Intelligence artificielle : imaginer la suite
Plutôt que de voir l’IA comme une source d’angoisse, essayons d’aborder le sujet de front : à quoi pourrait ressembler cette technologie au service de la créativité ?
Certaines expressions semblent n’avoir d’autre objet que d’effrayer. Voyez plutôt : on dira «intelligence artificielle» et votre esprit entrera aussitôt en confusion comme on entre en religion ou en fonction – bref, quelque part et pour longtemps. Dites-le en anglais (il faudra que nous reparlions un jour de ce savoureux travers, chers cousins français) et transformez-le en acronyme (AI, donc) et nous obtenons un formidable bingo anxiogène. Le spectre de l’ingérence étrangère dissimulé sous le masque d’une branchitude suspecte. On n’avait pas trouvé meilleur épouvantail depuis les relecteurs sensi… pardon, «sensitivity readers», qui avaient valu à mon compatriote Kevin Lambert de se retrouver empêtré dans une de ces ubuesques polémiques dont vous avez le secret.
Sentiment d’urgence
Mais revenons à notre IA (en français). D’emblée, l’oxymore nous somme de choisir un camp : l’intelligence ou l’artifice? Je suis comme vous, mon humaine préférence irait au premier. Affaire conclue, la machine se contentera du second. Admettons. Mais voilà qu’elle se met à créer : des musiques, des textes, des images, des vidéos. On s’empresse de les trouver médiocres; on se rassure comme on peut. Et puis un jour, elle se distingue, se met à gagner des prix que des humains, leurrés par leur propre créature, pensaient en toute bonne foi remettre à leurs congénères. «Sommes-nous condamnés ?» s’interroge l’humanité, «Vite, légiférons!» s’exclame la France, un sentiment mêlé d’urgence et d’impuissance s’empare de nous.

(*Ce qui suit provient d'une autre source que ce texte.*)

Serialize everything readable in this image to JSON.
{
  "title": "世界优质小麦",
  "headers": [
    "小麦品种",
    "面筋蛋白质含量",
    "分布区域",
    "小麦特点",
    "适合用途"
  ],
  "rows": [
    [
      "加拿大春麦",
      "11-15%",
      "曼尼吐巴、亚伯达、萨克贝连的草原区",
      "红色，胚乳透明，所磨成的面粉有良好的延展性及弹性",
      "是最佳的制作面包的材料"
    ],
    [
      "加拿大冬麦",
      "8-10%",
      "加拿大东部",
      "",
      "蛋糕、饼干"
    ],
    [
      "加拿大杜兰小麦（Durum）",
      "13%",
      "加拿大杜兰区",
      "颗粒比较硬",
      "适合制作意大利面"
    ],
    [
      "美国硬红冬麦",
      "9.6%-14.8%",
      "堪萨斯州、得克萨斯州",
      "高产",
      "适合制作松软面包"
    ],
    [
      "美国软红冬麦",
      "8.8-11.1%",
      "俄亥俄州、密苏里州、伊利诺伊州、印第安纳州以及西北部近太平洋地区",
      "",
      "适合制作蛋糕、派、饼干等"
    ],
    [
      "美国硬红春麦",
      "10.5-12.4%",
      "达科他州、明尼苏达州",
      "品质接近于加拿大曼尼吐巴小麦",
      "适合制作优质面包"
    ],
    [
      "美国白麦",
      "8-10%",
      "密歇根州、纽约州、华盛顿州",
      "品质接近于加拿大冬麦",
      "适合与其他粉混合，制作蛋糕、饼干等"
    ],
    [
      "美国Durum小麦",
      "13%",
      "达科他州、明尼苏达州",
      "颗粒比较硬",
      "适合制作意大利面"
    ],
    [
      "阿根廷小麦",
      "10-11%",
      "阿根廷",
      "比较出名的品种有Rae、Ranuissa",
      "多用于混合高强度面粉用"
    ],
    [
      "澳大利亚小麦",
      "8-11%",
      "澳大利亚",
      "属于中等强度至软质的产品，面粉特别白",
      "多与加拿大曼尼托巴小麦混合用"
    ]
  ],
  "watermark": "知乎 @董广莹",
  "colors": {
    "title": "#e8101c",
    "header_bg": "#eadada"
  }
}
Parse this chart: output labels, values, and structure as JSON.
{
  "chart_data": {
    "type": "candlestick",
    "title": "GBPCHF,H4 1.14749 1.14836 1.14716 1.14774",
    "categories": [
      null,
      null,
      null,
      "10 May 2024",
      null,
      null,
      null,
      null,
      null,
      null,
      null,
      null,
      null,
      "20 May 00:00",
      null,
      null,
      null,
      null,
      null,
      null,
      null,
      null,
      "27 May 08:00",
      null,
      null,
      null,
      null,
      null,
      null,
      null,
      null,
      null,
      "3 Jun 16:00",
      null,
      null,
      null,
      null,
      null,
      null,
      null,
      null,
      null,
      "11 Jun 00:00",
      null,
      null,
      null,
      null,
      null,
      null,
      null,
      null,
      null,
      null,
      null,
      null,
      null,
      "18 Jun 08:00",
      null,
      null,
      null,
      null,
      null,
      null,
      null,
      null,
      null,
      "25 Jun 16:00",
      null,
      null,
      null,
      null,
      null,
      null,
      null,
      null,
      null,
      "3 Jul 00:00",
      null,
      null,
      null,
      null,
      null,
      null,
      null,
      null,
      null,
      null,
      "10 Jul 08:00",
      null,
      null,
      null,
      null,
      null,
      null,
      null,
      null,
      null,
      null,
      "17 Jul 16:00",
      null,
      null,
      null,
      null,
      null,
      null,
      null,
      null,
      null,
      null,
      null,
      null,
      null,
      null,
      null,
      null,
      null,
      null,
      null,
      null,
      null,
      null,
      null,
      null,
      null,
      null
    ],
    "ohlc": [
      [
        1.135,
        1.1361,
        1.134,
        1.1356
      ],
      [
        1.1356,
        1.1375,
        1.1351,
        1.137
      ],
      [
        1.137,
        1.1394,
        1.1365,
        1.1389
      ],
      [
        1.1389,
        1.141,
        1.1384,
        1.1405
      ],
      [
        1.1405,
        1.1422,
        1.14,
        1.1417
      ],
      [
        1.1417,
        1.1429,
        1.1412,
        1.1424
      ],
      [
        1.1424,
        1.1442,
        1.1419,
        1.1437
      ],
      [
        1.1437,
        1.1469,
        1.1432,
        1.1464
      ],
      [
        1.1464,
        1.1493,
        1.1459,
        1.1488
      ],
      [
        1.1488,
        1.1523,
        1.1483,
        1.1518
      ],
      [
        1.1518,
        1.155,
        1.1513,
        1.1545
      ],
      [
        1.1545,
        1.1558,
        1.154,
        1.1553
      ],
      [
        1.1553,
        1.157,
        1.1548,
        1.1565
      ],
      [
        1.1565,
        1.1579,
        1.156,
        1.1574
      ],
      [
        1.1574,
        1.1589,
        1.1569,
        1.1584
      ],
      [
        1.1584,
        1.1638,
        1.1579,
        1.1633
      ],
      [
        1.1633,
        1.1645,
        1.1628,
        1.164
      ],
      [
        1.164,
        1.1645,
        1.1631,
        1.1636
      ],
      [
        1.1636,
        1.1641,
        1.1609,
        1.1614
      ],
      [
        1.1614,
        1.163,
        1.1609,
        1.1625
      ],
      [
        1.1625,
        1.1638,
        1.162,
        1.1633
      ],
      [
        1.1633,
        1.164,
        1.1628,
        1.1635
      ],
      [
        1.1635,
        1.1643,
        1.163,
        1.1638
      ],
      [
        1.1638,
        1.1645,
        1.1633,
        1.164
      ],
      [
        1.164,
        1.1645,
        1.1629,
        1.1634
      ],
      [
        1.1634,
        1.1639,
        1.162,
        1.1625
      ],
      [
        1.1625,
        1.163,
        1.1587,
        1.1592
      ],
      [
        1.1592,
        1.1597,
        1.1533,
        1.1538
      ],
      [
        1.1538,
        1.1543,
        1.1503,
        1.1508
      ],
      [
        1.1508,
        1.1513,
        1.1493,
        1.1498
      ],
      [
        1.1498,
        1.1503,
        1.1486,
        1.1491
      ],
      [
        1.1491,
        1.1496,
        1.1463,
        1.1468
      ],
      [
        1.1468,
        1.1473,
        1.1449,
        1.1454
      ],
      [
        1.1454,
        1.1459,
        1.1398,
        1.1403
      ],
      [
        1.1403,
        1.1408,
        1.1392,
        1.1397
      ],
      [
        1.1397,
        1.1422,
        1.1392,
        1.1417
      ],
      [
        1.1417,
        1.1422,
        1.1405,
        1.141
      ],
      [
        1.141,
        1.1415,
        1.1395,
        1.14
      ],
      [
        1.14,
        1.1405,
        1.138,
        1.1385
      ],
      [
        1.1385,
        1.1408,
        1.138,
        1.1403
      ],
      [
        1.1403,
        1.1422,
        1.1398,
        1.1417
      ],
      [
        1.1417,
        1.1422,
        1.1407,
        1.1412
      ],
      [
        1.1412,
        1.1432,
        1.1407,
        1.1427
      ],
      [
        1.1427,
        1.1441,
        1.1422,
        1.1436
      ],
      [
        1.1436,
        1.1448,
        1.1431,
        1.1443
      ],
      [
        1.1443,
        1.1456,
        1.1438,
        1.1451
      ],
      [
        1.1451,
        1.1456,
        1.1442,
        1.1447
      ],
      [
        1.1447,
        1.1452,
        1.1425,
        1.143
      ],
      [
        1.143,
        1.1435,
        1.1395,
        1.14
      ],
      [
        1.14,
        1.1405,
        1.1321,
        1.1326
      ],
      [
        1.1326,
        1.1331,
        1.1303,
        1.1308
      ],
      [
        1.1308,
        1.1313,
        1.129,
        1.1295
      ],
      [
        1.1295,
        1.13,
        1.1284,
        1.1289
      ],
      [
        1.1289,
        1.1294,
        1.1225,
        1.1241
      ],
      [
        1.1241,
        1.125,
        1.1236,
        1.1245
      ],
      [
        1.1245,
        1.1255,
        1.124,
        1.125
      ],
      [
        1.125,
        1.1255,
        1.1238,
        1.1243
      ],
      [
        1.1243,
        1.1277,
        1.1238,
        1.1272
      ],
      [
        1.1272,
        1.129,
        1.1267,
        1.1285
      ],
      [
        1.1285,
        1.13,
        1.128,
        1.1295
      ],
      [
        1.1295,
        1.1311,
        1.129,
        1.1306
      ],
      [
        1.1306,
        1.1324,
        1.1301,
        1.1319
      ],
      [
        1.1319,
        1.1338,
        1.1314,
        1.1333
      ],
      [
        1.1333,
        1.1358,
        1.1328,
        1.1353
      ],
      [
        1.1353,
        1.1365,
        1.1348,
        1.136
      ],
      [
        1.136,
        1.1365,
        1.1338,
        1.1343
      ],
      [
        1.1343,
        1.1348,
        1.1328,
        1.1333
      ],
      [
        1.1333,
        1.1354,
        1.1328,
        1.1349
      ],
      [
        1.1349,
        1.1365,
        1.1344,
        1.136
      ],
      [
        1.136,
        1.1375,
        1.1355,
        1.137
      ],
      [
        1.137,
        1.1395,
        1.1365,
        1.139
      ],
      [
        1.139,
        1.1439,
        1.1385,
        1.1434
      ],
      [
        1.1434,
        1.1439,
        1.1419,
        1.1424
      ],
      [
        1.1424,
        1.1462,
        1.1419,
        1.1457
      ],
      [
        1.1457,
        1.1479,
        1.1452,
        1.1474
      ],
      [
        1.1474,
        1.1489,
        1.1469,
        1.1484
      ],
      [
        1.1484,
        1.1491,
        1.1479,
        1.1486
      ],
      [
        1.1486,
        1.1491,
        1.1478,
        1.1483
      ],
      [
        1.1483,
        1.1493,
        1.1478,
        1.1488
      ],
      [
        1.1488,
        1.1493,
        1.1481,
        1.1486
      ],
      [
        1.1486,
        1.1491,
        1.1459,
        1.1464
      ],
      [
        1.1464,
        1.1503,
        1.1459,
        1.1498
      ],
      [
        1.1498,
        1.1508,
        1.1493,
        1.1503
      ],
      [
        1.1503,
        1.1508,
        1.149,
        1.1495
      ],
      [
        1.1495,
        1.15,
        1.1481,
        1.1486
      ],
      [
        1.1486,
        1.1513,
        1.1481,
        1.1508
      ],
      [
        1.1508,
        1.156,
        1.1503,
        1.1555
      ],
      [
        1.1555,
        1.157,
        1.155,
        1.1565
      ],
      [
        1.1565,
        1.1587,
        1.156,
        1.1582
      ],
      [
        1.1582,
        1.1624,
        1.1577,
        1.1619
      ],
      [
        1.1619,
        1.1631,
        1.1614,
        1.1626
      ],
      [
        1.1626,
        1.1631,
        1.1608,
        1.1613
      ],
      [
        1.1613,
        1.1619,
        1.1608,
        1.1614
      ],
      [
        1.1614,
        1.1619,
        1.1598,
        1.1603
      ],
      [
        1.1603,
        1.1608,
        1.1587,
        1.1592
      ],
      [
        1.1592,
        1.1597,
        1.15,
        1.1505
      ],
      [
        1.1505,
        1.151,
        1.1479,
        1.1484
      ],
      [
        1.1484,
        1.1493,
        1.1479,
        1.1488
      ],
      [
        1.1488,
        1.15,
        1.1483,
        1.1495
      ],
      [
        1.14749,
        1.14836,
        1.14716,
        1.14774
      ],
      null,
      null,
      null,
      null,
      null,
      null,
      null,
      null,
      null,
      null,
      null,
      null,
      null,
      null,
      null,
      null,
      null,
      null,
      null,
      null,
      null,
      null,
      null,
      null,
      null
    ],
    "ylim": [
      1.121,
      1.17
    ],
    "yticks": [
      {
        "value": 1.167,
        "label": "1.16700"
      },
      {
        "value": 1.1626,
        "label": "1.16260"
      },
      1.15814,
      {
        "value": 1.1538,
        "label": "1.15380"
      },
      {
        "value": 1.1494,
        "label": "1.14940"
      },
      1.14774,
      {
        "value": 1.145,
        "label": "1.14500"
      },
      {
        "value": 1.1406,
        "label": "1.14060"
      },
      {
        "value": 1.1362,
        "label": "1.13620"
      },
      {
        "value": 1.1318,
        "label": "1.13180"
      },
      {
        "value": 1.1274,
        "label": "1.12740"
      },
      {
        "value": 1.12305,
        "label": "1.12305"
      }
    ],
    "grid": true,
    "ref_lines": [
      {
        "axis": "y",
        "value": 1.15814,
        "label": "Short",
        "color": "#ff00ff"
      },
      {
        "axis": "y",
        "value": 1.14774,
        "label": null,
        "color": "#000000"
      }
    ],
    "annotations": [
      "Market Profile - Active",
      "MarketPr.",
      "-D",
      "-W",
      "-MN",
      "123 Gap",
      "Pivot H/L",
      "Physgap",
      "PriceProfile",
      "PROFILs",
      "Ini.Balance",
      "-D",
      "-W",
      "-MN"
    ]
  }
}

Il me semble pourtant que, au-delà de s’écharper sur sa concurrence avec nos cerveaux, nous pourrions aussi envisager l’IA au service de la créativité. Pour vérifier l’intuition, une discussion avec ma consoeur Chris Bergeron, dont l’oeuvre dystopique est hantée par les frontières sans cesse repoussées par la technologie. Nous avons parlé de ces ateliers de création artistique dans lesquels elle fait dialoguer intelligences humaine et artificielle. «L’idée est d’imaginer les grandes lignes d’une histoire, puis de lancer l’IA sur le sujet. En moins de vingt minutes, on passe d’une feuille blanche à un arc narratif, une ambiance sonore idoine et même l’affiche du film !» s’enthousiasme-t-elle. Alors oui, je vous vois venir. Les menaces que soulève le recours à l’IA sont bien réelles, et je ne les minimise pas. Surtout quand elles pèsent sur le droit d’auteur, pour des professions artistiques déjà fragilisées d’un côté comme de l’autre de l’Atlantique. Mais il apparaît que l’excès inverse consistant à s’opposer formellement à toute forme d’IA comporte également son lot de risques. «Si l’on ne reconnaît pas la puissance de ces outils en termes de création, la domination culturelle des pays anglo-saxons va s’asseoir pour toujours», prédit Chris. Et de me donner un exemple concret, rencontré lors d’un atelier où elle avait imaginé, avec son groupe de travail, deux synopsis de films qu’ils ont demandé à ChatGPT d’élaborer. «Le premier concernait une religieuse qui réalisait un carnage dans un couvent, le second, l’histoire d’un amour torride entre un détective et un banquier dans les années 1920.» Il se trouve que la machine a refusé de développer l’un des deux, je vous laisse deviner lequel…
Nourrir la bête
Car oui, le propre de l’IA est qu’elle apprend de ses utilisateurs ; et tant que ceux-ci seront majoritairement états-uniens, elle restera plus encline à censurer les ébats amoureux que la violence. Derrière cet exemple qui prête à sourire, une réalité demeure : celle de se voir imposer des codes culturels qui ne sont pas les nôtres si nous perdons toute proximité avec ces technologies. Alors quoi? L’artiste est-il condamné à nourrir la bête qui un jour le dévorera ? Une forme de réponse m’est venue en écoutant Nathalie Azoulai lors d’une discussion sur la culture et la science, dimanche dernier à la Foire du livre de Bruxelles. A la question «ChatGPT remplacera-t-il un jour les écrivains ?» elle a eu cette formule à la fois simple et pleine de sens : «Les IA travaillent à partir de ce qui est connu, la littérature investigue l’inédit.» N’est-ce pas enthousiasmant, quand on y pense ? •
Pour aller plus loin :
Chris Bergeron, Valide, Philippe Rey, 256 pp., 18 €. Et Nathalie Azoulai, Python, P.O.L, 240 pp., 20 €.